“The grass is greener where you water it.”
Our protagonist’s wife, Eva, wins every argument with her truth bombs. She’s very real to us—her frustration, her fear, her patience and love. So is their daughter, Maddie—witty and curious and full of questions for her dad because there have been some very freaky things happening to their family ever since he brought home a strange wooden box. All that eldritch phenomena that torments them is also very real to us because The Veil—presented by Thought for Food Productions, Crow’s Theatre and Guild Festival Theatre, is an exquisitely well-crafted chiller.
This solo show, a first-person narrative that unfolds with eerie grace, had a potent cumulative hold over me. Playwrights Keith Barker and Thomas Morgan Jones build the tension and emotionality with insightful, stirring details—the otherworldly happenings rendered convincing through carefully established mundanity. And though our protagonist is never named, he’s also very real to us. From his first urgent knocks on the glass window of the theatre, to the moment he leaves us for good, Byron Abalos is an emphatic and thoroughly endearing presence.

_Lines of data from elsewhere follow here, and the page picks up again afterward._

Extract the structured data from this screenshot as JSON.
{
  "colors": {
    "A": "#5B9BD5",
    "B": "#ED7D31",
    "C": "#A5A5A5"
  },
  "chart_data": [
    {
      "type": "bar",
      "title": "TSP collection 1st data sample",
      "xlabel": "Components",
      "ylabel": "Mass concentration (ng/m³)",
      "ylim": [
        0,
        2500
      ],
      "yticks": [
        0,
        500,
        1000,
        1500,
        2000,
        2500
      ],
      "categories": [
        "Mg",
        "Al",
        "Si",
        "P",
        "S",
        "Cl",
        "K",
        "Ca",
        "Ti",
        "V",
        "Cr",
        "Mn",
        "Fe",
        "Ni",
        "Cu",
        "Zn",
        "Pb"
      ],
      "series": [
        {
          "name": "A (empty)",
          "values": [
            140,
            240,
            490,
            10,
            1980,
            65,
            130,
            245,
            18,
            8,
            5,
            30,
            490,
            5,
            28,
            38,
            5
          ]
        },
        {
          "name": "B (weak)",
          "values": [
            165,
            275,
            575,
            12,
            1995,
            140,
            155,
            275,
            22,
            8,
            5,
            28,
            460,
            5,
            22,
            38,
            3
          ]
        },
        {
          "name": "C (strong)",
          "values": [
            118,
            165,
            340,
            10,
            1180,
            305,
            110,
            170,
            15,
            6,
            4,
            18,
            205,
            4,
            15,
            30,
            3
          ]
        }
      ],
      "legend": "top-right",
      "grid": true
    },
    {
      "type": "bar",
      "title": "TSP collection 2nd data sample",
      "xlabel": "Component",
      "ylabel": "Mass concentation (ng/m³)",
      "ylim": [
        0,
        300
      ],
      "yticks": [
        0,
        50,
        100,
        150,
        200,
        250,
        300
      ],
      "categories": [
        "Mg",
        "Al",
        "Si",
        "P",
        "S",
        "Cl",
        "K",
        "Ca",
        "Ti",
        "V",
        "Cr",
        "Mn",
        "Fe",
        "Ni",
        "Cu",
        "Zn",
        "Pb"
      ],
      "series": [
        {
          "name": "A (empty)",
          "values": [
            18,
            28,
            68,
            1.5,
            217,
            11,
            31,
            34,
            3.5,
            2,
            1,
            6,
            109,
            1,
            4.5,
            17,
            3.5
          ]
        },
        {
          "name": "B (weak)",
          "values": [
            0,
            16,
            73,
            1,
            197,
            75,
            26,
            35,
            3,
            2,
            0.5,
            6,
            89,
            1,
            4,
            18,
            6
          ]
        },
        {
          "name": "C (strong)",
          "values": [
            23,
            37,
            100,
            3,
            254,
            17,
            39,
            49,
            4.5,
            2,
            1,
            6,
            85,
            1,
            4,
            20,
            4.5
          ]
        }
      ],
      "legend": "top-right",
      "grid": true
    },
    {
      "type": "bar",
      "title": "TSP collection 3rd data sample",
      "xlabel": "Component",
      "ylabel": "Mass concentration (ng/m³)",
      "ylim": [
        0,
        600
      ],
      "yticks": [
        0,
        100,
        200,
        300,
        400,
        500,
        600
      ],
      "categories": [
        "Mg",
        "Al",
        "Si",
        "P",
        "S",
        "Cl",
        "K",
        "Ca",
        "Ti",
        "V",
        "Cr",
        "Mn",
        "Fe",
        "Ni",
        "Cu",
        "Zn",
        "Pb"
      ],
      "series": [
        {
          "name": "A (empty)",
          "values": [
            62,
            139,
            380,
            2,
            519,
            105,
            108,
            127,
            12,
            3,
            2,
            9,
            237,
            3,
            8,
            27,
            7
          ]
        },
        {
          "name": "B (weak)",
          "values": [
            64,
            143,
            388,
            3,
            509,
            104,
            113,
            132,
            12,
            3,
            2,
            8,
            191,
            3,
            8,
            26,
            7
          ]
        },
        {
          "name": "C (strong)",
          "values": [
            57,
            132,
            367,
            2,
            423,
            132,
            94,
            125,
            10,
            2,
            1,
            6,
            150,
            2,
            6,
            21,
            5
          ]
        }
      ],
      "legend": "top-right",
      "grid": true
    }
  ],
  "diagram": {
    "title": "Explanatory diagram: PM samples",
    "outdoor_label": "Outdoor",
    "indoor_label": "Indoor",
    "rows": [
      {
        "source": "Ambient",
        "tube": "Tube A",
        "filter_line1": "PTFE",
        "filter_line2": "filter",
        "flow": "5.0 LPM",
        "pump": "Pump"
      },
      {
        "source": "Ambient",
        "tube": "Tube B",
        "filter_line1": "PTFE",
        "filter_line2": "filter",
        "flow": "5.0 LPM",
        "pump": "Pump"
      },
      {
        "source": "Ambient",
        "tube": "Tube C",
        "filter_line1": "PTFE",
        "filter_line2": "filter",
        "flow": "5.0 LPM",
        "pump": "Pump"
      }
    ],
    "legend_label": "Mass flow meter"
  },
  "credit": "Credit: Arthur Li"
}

Before we get to meet him though, before he can cast his spell, director Helen Juvonen’s meticulous and quietly assured production already has some hold over us, though we don’t recognize it immediately. We are confronted with a studio space that appears unprepared for any sort of theatrical event, let alone something spooky. The blinds are up, the street beyond in full view, with audio equipment cases, coiled cables, and lights strewn about waiting to be hung—this seems more haphazard than horrific. Our curiosity piqued, we’re also being lulled into a false sense of security.
Abalos catches us off-guard when he first appears clutching that box. His behaviour is friendly, acknowledging us directly, cracking jokes to lighten the weird mood, but we can tell his energy is strange and strained. Something about the box. He places it on an antique desk he’s dragged out from the clutter and encloses himself in a circle of salt. In this space which will eventually seem as mythic as it is mundane, he begins his tale…
He’s a workaholic lawyer hoping to make partner. When a sudden death makes that possible, his boss dangles an opportunity before him. He will be set up for life! All he has to do is blow out a candle. There’s some babbling about a curse, but no rational person, like our protagonist nor his captive audience, would really believe in such superstitious nonsense. Ah, but as he starts to enjoy his newfound success, this eccentric yet seemingly harmless request from an old mentor gradually proves more and more worrisome.
There are some genuinely unsettling episodes in store for our cursed husband and father as he waters the wrong grass on his way up the professional ladder. As he confesses to neglecting the best parts of himself, the story delivers pointed jabs at the exploitative and unscrupulous tactics within his professional sphere and invites us to unpack our own choices in life. The script often has him get stuck on a word or phrase and leave it unspoken, allowing us to fill in key details. Abalos finds a natural rhythm for this technique and we feel the weight of what isn’t said.
He gets increasingly frantic and vulnerable as something seems to close in on him. There are subtle glitches in the mess around him that raise our hackles. With the slightest little flicker here and there, production and lighting designer Jareth Li absolutely nails that uncanny sensation of having caught something out of the corner of your eye. Even the big jump scare is remarkably understated, making it all the more unsettling. Ashley Naomi’s restrained, eerily distant sound design supports the atmosphere of creeping, incorporeal contamination.
The finale is both poignant and cruel, simultaneously abrupt and uncomfortably drawn out. There is a call to action, one that is never explicitly vocalized, but you’ll know what is expected, though you may or may not have the constitution for it.
Heartfelt and menacing, The Veil is such a sharp, finely wrought piece of immersive storytelling.